Worse, I see many people test not the subsystem boundaries, but boundaries within the subsystem. That is they start writing the subsystem, and then realize (correctly) that they need to break the subsystem up, then they test the subsystem as it is broken down. This seems good, but it leads to brittle systems that cannot be changed because the sub-subsystem is now not allowed to change because it would break tests..

To understand this, remember, a test is an assertion that something will not change. Thus if you mock a collaborator you are asserting that the collaborator is a different subsystem and you and not allowed to refactor across this boundary. If the boundary is not an architecture boundary you shouldn't mock it because you might want to change it.

> Classic TDD dogma says to mock super close to the unit under test, so that the only logic in play is the logic within that unit.

I suppose it depends on your definition of "classic TDD dogma". Mocking really wasn't a thing until TDD had been around for about 5-10 years, so super classic TDD dogma has always been "don't mock" ;-)

"London School", GOOSE, Outside-in approach has always been to mock heavily. I call it "wish based programming". You write a test, wishing that you had some facility and since you don't have it, you mock it. Then once the test is in place, you can write your code and eventually write production code that represents the mock (and personally, I remove the mock at that point).

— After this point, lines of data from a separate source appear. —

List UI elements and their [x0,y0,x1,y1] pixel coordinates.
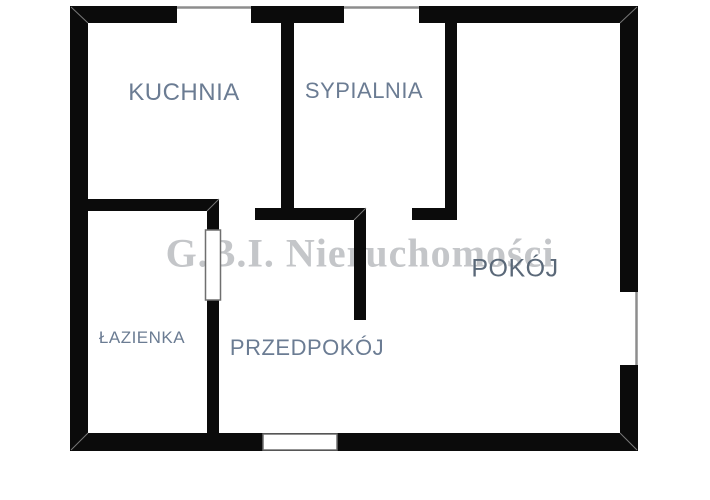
wall-right-upper [620,6,638,292]
bathroom-door [206,230,221,300]
windows [177,8,637,366]
floor-plan-image: G.B.I. Nieruchomości [0,0,710,500]
wall-top-segment-a [70,6,177,23]
room-label-kuchnia: KUCHNIA [128,79,240,107]
wall-hall-room [354,208,366,320]
wall-bedroom-room [445,6,457,220]
wall-bedroom-foot [412,208,457,220]
wall-bathroom-hall-upper [207,199,219,231]
wall-left [70,6,88,451]
wall-bathroom-hall-lower [207,299,219,433]
wall-kitchen-bathroom [88,199,219,211]
room-label-pokoj: POKÓJ [471,255,558,284]
wall-hall-south-of-kitchen [255,208,366,220]
room-label-lazienka: ŁAZIENKA [99,328,185,348]
room-label-sypialnia: SYPIALNIA [305,78,423,104]
room-label-przedpokoj: PRZEDPOKÓJ [230,335,384,361]
wall-top-segment-b [251,6,344,23]
entrance-door [263,434,337,450]
wall-bottom [70,433,638,451]
floor-plan-drawing [0,0,710,500]
interior-walls [88,6,457,433]
wall-kitchen-bedroom [281,6,294,220]
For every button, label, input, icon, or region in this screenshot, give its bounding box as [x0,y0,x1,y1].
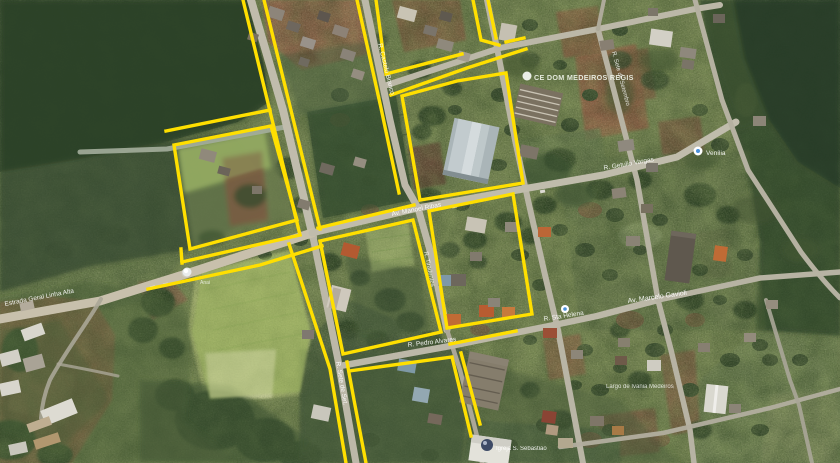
svg-text:Anai: Anai [200,280,210,286]
svg-text:Igreja S. Sebastião: Igreja S. Sebastião [496,446,547,452]
svg-text:Venília: Venília [706,150,726,157]
svg-text:Largo de Ivania Medeiros: Largo de Ivania Medeiros [606,384,674,390]
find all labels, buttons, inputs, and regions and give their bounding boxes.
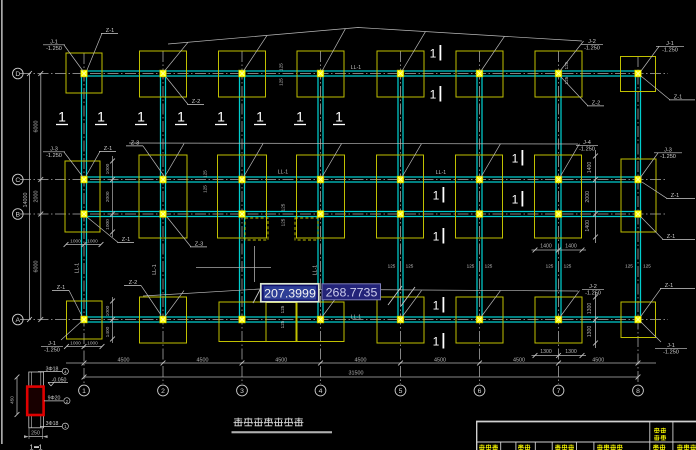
svg-text:LL-1: LL-1 (351, 65, 361, 71)
svg-text:2: 2 (161, 388, 165, 395)
svg-text:LL-1: LL-1 (152, 264, 158, 274)
svg-text:-1.250: -1.250 (579, 147, 595, 153)
svg-text:2000: 2000 (34, 191, 40, 203)
svg-text:125: 125 (203, 185, 208, 193)
svg-text:1: 1 (58, 109, 66, 125)
svg-text:1000: 1000 (105, 219, 111, 230)
svg-text:31500: 31500 (349, 371, 364, 377)
svg-text:1: 1 (433, 335, 440, 349)
svg-text:-1.250: -1.250 (663, 350, 679, 356)
svg-text:-1.250: -1.250 (44, 348, 60, 354)
svg-text:6000: 6000 (34, 121, 40, 133)
svg-text:125: 125 (564, 264, 572, 269)
svg-text:125: 125 (406, 264, 414, 269)
svg-text:1000: 1000 (87, 239, 98, 245)
svg-text:8: 8 (636, 388, 640, 395)
svg-text:1: 1 (137, 109, 145, 125)
svg-text:125: 125 (279, 63, 284, 71)
svg-text:1000: 1000 (105, 163, 111, 174)
svg-text:LL-1: LL-1 (75, 263, 81, 273)
svg-text:1: 1 (512, 152, 519, 166)
svg-text:125: 125 (643, 264, 651, 269)
svg-text:450: 450 (10, 396, 15, 404)
svg-text:125: 125 (485, 264, 493, 269)
svg-text:6: 6 (478, 388, 482, 395)
svg-text:6000: 6000 (34, 261, 40, 273)
svg-text:4500: 4500 (592, 357, 604, 363)
svg-text:125: 125 (280, 305, 285, 313)
svg-text:1: 1 (177, 109, 185, 125)
svg-text:125: 125 (467, 264, 475, 269)
svg-text:125: 125 (281, 218, 286, 226)
svg-text:2000: 2000 (585, 191, 591, 203)
svg-text:1: 1 (256, 109, 264, 125)
svg-text:125: 125 (280, 320, 285, 328)
svg-text:4500: 4500 (355, 357, 367, 363)
svg-text:1: 1 (97, 109, 105, 125)
svg-text:268.7735: 268.7735 (326, 285, 378, 299)
svg-text:2000: 2000 (105, 191, 111, 202)
svg-text:125: 125 (279, 78, 284, 86)
svg-text:1300: 1300 (587, 303, 593, 315)
svg-text:1: 1 (512, 193, 519, 207)
svg-text:125: 125 (546, 264, 554, 269)
svg-text:1: 1 (296, 109, 304, 125)
svg-text:1400: 1400 (585, 220, 591, 232)
svg-text:1: 1 (217, 109, 225, 125)
svg-text:4500: 4500 (118, 357, 130, 363)
svg-text:LL-1: LL-1 (313, 265, 319, 275)
svg-text:125: 125 (625, 264, 633, 269)
svg-text:C: C (15, 177, 20, 184)
svg-text:LL-1: LL-1 (351, 315, 361, 321)
svg-text:4500: 4500 (434, 357, 446, 363)
svg-text:3: 3 (240, 388, 244, 395)
svg-text:1: 1 (430, 47, 437, 61)
svg-text:1000: 1000 (70, 341, 81, 347)
svg-text:1400: 1400 (565, 243, 577, 249)
svg-text:1: 1 (433, 299, 440, 313)
svg-text:-1.250: -1.250 (584, 46, 600, 52)
svg-text:1: 1 (433, 189, 440, 203)
svg-text:1000: 1000 (70, 239, 81, 245)
svg-text:A: A (16, 317, 21, 324)
svg-text:4500: 4500 (275, 357, 287, 363)
svg-text:1000: 1000 (87, 341, 98, 347)
svg-text:1000: 1000 (105, 305, 111, 316)
svg-text:125: 125 (203, 170, 208, 178)
svg-text:-1.250: -1.250 (46, 46, 62, 52)
svg-text:-1.250: -1.250 (46, 153, 62, 159)
svg-text:125: 125 (281, 203, 286, 211)
svg-text:4500: 4500 (197, 357, 209, 363)
svg-text:1300: 1300 (565, 349, 577, 355)
svg-text:1400: 1400 (105, 326, 111, 337)
svg-text:1400: 1400 (540, 243, 552, 249)
svg-text:250: 250 (31, 430, 40, 436)
svg-text:1400: 1400 (587, 162, 593, 174)
svg-text:207.3999: 207.3999 (264, 287, 316, 301)
svg-text:1300: 1300 (587, 326, 593, 338)
svg-text:4500: 4500 (513, 357, 525, 363)
svg-text:LL-1: LL-1 (278, 170, 288, 176)
svg-text:125: 125 (564, 61, 569, 69)
svg-text:125: 125 (388, 264, 396, 269)
svg-text:1: 1 (82, 388, 86, 395)
svg-text:-1.250: -1.250 (660, 154, 676, 160)
svg-text:7: 7 (557, 388, 561, 395)
svg-text:-1.250: -1.250 (662, 48, 678, 54)
svg-text:1: 1 (29, 443, 33, 450)
svg-text:5: 5 (399, 388, 403, 395)
svg-text:-1.250: -1.250 (585, 291, 601, 297)
svg-text:LL-1: LL-1 (436, 170, 446, 176)
svg-text:1: 1 (38, 443, 42, 450)
svg-text:B: B (16, 211, 21, 218)
svg-text:1: 1 (430, 88, 437, 102)
svg-text:4: 4 (319, 388, 323, 395)
svg-text:1300: 1300 (540, 349, 552, 355)
svg-text:125: 125 (564, 76, 569, 84)
svg-text:D: D (15, 71, 20, 78)
svg-text:1: 1 (433, 230, 440, 244)
svg-text:14000: 14000 (23, 193, 29, 208)
svg-text:1: 1 (335, 109, 343, 125)
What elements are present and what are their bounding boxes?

It was really after that, as far as I can tell, that people started to get the idea that you should mock all your collaborators in order to isolate your units. This kind of isolation was never a thing originally (see Kent Beck's original book on the subject). Even if you watch DHH's conversations with Kent Beck (and I think Martin Fowler???) on the topic and they state pretty clearly that "Chicago School" is to avoid mocking except as a last resort (my own personal preference as well). Also take a look at Michael Feather's discussion in his Legacy Code book for a good description of what the original ideas what fakes, stubs and mocks were. These days those definitions are practically lost.

I'm not sure why there has been this idea that mocking was always a part of TDD, but it definitely is a popular notion.

Mocking a module's dependencies decouples the module from the dependency modules. To me, that's the payoff of mocking. And mocks only really click for me in the wider scope of "Outside-In"-style TDD.

It's the black box/functional/integration test that exercises the production code from the standpoint of the enduser that proves whether a tested module's dependencies actually satisfy their contracts. Also, the functional tests are the only place that you can discover if DevOps is needed as well prior to deploying into a real test/prod environment. Plus, the functional test captures the user story that we're focused on in a way unit tests cannot, so the functional tests direct the overall work.

I must have those functional tests in place before I do my unit tests. Otherwise, those mocks really are creating a wish-based programming system.

I agree with you that mocking of today is indistinguishable from what Michael Feathers described in his Legacy Code book (which is excellent regardless, BTW.) Mocking today is so easy to express and change and grok with tools like Spock Framework.

Interesting, thanks for the history lesson— I feel a bit better about my own stance, which is also largely to mock as a last resort.

Although I've never been a ruby programmer, you're right that I'm influenced by DHH and the ruby community's approach on a lot of these things.

I wasn't arguing against less deterministic tests. I was just saying "unit test" isn't the name for them. Call them "small tests" or "smoke tests" or make up a new term.
Not all tests are unit tests. I had a property test I was running that I eventually just turned off because it was working just fine on everyone's machine but would fail 60% of the time on Travis due to time out issues. It got worse from 30% after Travis was sold, I suspect they are skimping on the aws. I probably should have written a more effect dependent timeout, but it was hard to justify recoding something when your test is long and your retrigger is via Travis.